Beberapa bulan yang lalu dia meneliti di Indonesia dan berbasis di freedom Institute. Setelah meneliti dia mendapat banyak temuan. Dan sekarang temuan-temua itu mau dipresentasikan di depan kita. Temanya adalah Mobilisasi Gerakan Islam di Tiga Negara. Dia membandingkan kasus-kasus di Turki, Indonesia dan Malaysia. Kita akan dengarkan paparannya. Akan ada juga komentar dari seorang pakar, yakni teman kita Ihsan Ali-Fauzi. Dia adalah ahli social movement. Dia sudah mendalami masalah ini selama 25 tahu. Nanti kita akan dengarkan paparannya.

Untuk mempersingkat waktu kita persilahkan Julie untuk mulai. JC: Terima kasih banyak, Pak Hamid. Saya juga ingin mengucapkan banyak terima kasih bagi semua orang yang ada di Freedom Institute. Tema desertasi saya mulai dengan bertolak dari berbagai diskusi yang ada di Amerika, khususnya setelah peristiwa 9/11. Banyak profesor di Universitas saya suka mengkaji Islam dengan bertolak atau membandingkan dengan tesis Benturan Peradaban dari Samuel Huntington. Saya mempelajari Islam di Indonesia, Turki dan Malaysia.

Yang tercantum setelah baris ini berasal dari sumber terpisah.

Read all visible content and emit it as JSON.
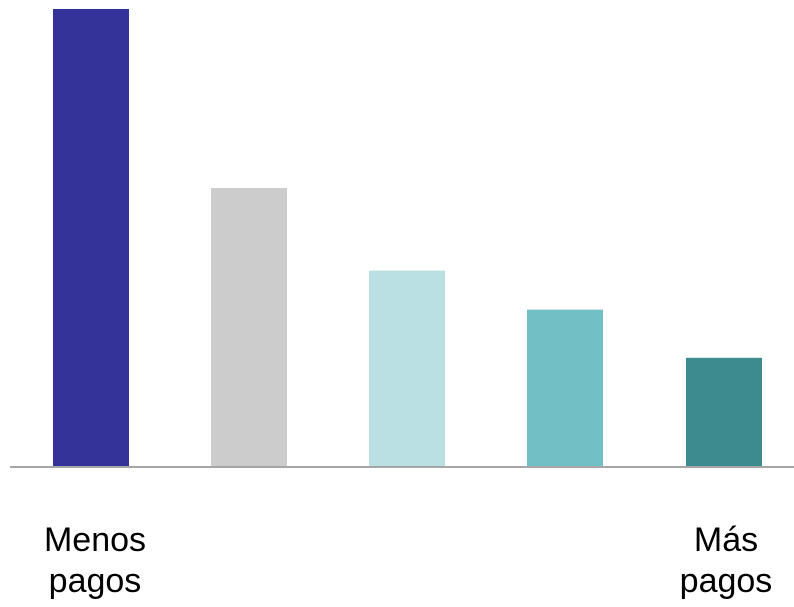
{
  "chart_data": {
    "type": "bar",
    "categories": [
      "Menos pagos",
      "",
      "",
      "",
      "Más pagos"
    ],
    "category_label_lines": [
      [
        "Menos",
        "pagos"
      ],
      [],
      [],
      [],
      [
        "Más",
        "pagos"
      ]
    ],
    "values": [
      100,
      61,
      43,
      34.5,
      24
    ],
    "colors": [
      "#333399",
      "#cccccc",
      "#bbe0e3",
      "#72bfc5",
      "#3d8a8f"
    ],
    "ylim": [
      0,
      100
    ],
    "grid": false,
    "legend": false,
    "axis_color": "#a6a6a6",
    "title": "",
    "xlabel": "",
    "ylabel": ""
  }
}
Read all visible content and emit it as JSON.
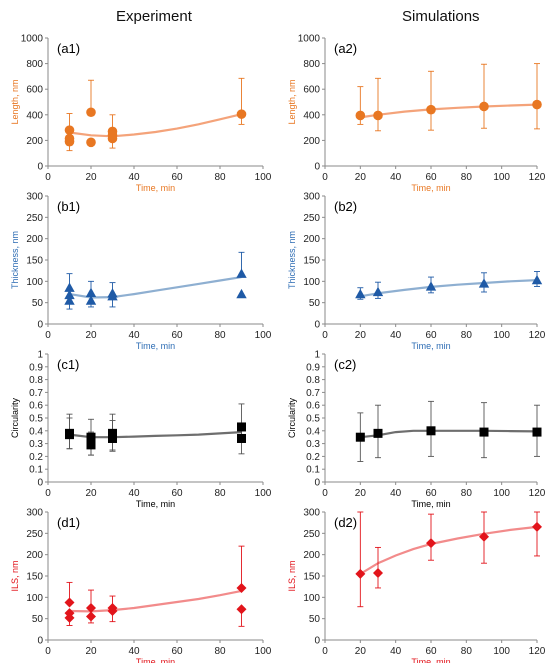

Dan banyak hal positif terjadi di ketiga negara itu. Pertanyaan dalam tesis saya adalah mengapa beberapa negara Islam bisa menjalankan gerakan politik yang damai sementara negara-negara lain tidak dapat. Studi ini berbeda dari studi-studi yang bertolak dari What Went Wrong, karena studi ini bertolak dari What Went Right. Studi Saya meneliti peran negara dalam masalah ini.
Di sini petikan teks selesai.